Backchannel: Who Actually Knows This Candidate?
Find which coworkers crossed paths with anyone in your pipeline.
You’re evaluating a candidate. Maybe they just hit your pipeline, maybe they’re about to get an offer. Either way, you want to know: has anyone you trust actually worked with this person?
The challenge: cross-referencing their work history against your LinkedIn network by hand takes forever. Did anyone at your company overlap with them at Stripe? What about that consulting firm from 2019? You’re fifteen browser tabs deep before you give up.
Backchannel does the cross-referencing for you.
What It Does
Import your LinkedIn connections. Paste a candidate’s profile URL. Backchannel shows you which of your colleagues worked at the same companies during the same time periods.

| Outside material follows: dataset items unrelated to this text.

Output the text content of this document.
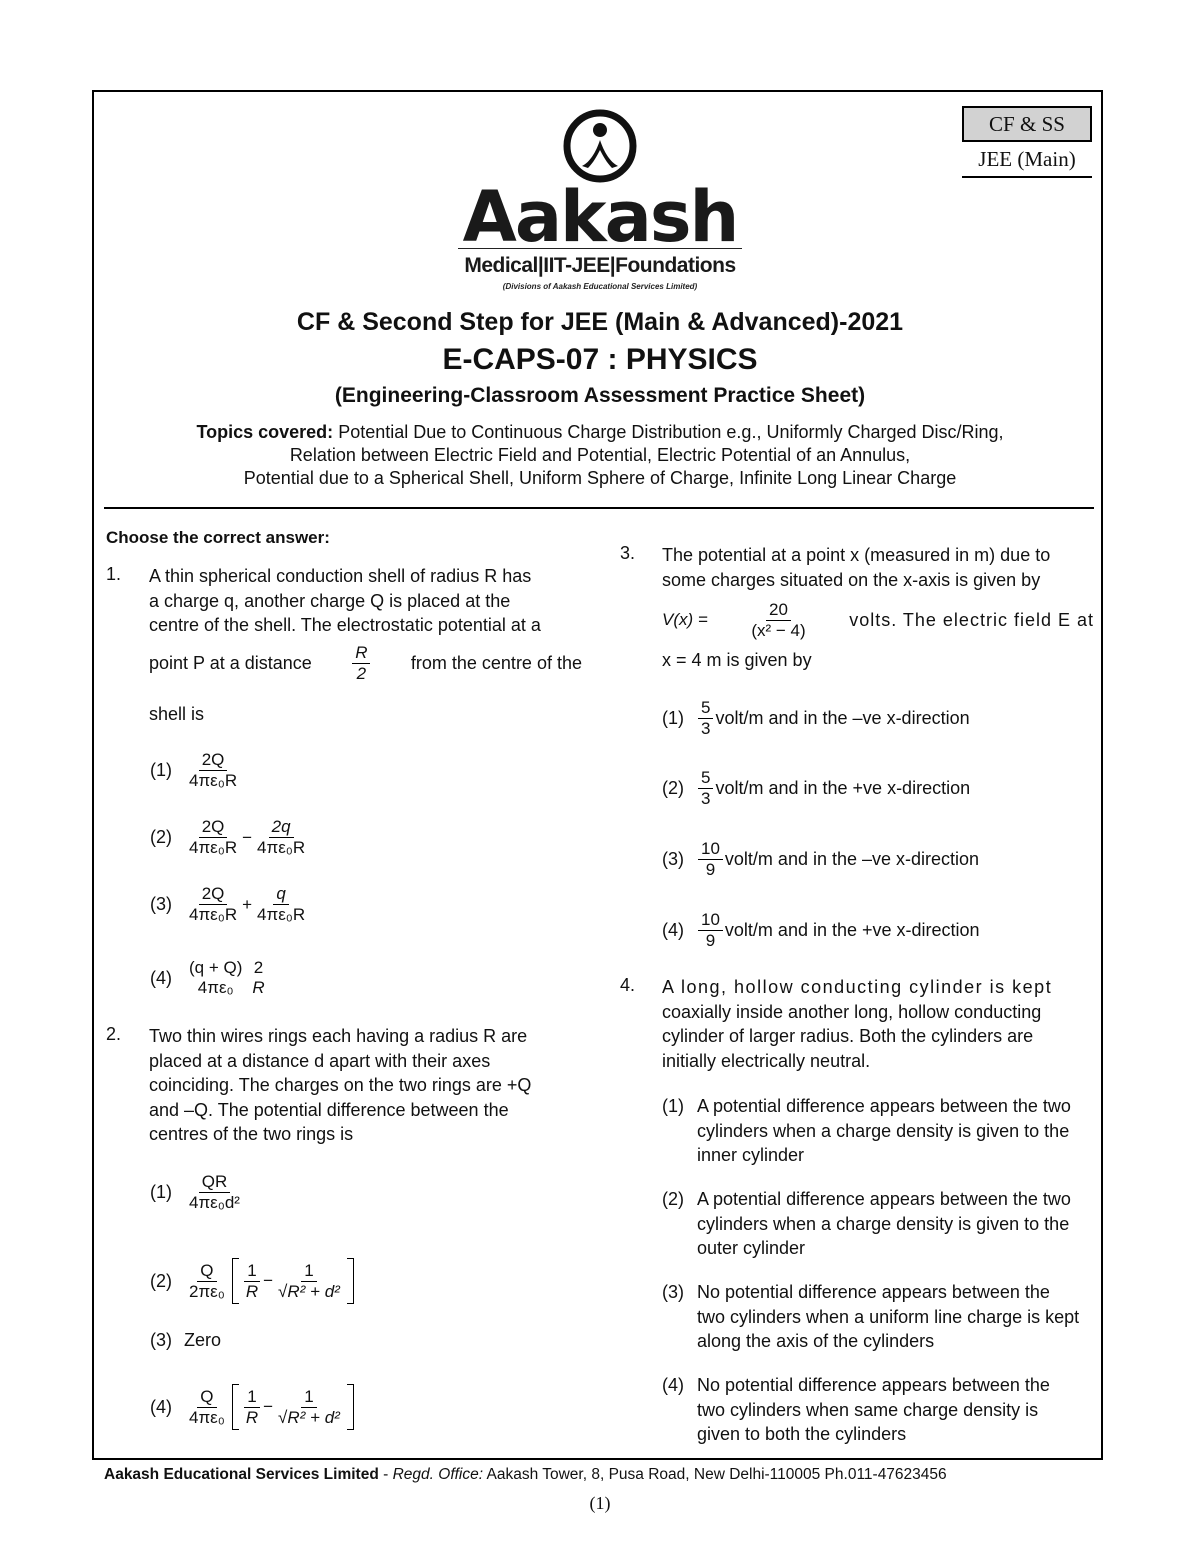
CF & SS
JEE (Main)
Aakash
Medical|IIT-JEE|Foundations
(Divisions of Aakash Educational Services Limited)
CF & Second Step for JEE (Main & Advanced)-2021
E-CAPS-07 : PHYSICS
(Engineering-Classroom Assessment Practice Sheet)
Topics covered: Potential Due to Continuous Charge Distribution e.g., Uniformly Charged Disc/Ring,
Relation between Electric Field and Potential, Electric Potential of an Annulus,
Potential due to a Spherical Shell, Uniform Sphere of Charge, Infinite Long Linear Charge
Choose the correct answer:
1. A thin spherical conduction shell of radius R has
a charge q, another charge Q is placed at the
centre of the shell. The electrostatic potential at a
point P at a distance $\frac{R}{2}$ from the centre of the
shell is
$(1) \frac{2Q}{\text{4πε₀R}}$
$(2) \frac{2Q}{\text{4πε₀R}} - \frac{2q}{\text{4πε₀R}}$
$(3) \frac{2Q}{\text{4πε₀R}} + \frac{q}{\text{4πε₀R}}$
(4)	(q + Q)
4πε₀
2
R
2. Two thin wires rings each having a radius R are
placed at a distance d apart with their axes
coinciding. The charges on the two rings are +Q
and –Q. The potential difference between the
centres of the two rings is
$(1) \frac{QR}{\text{4πε₀d²}}$
$(2) \frac{Q}{\text{2πε₀}} \frac{1}{R} - \frac{1}{\text{√R² + d²}}$
(3) Zero
$(4) \frac{Q}{\text{4πε₀}} \frac{1}{R} - \frac{1}{\text{√R² + d²}}$
3. The potential at a point x (measured in m) due to
some charges situated on the x-axis is given by
$V(x) = \frac{20}{\text{(x² − 4)}}$ volts. The electric field E at
x = 4 m is given by
$(1) \frac{5}{3}$ volt/m and in the –ve x-direction
$(2) \frac{5}{3}$ volt/m and in the +ve x-direction
$(3) \frac{10}{9}$ volt/m and in the –ve x-direction
$(4) \frac{10}{9}$ volt/m and in the +ve x-direction
4. A long, hollow conducting cylinder is kept
coaxially inside another long, hollow conducting
cylinder of larger radius. Both the cylinders are
initially electrically neutral.
(1) A potential difference appears between the two
cylinders when a charge density is given to the
inner cylinder
(2) A potential difference appears between the two
cylinders when a charge density is given to the
outer cylinder
(3) No potential difference appears between the
two cylinders when a uniform line charge is kept
along the axis of the cylinders
(4) No potential difference appears between the
two cylinders when same charge density is
given to both the cylinders
Aakash Educational Services Limited - Regd. Office: Aakash Tower, 8, Pusa Road, New Delhi-110005 Ph.011-47623456
(1)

The real use case: filter to your current coworkers and see if any of them crossed paths with this candidate before. Early in the pipeline, that’s intel. Late in the pipeline, that’s your shortlist for a trusted reference.
Use Cases
Early pipeline signal. A resume looks good, but you want to gut-check before investing interview time. See if anyone at your company has actually worked with this person.
Backchannel references. You’re about to make an offer. Instead of relying on the names they gave you, find colleagues who crossed paths with them and can give you the real story.
Pattern recognition across candidates. When you’re evaluating multiple people from the same company or era, quickly see which of your coworkers might have context on any of them.
How It Works
You export your LinkedIn connections (Settings → Data Privacy → Get a copy → Connections). Backchannel enriches them with work history, then matches against any candidate profile you paste in. Everything runs locally on your machine — your data stays yours.
When you find overlaps, you can draft outreach emails directly from the tool.
The Backstory
Google’s internal ATS had a feature like this around 2006 — it surfaced coworker overlaps with candidates automatically. I always wished external tools had the same capability. Twenty years later, I finally built it myself.
The code is at hirefrank/backchannel. Setup takes about five minutes.
If you try it, I’d like to hear how it goes.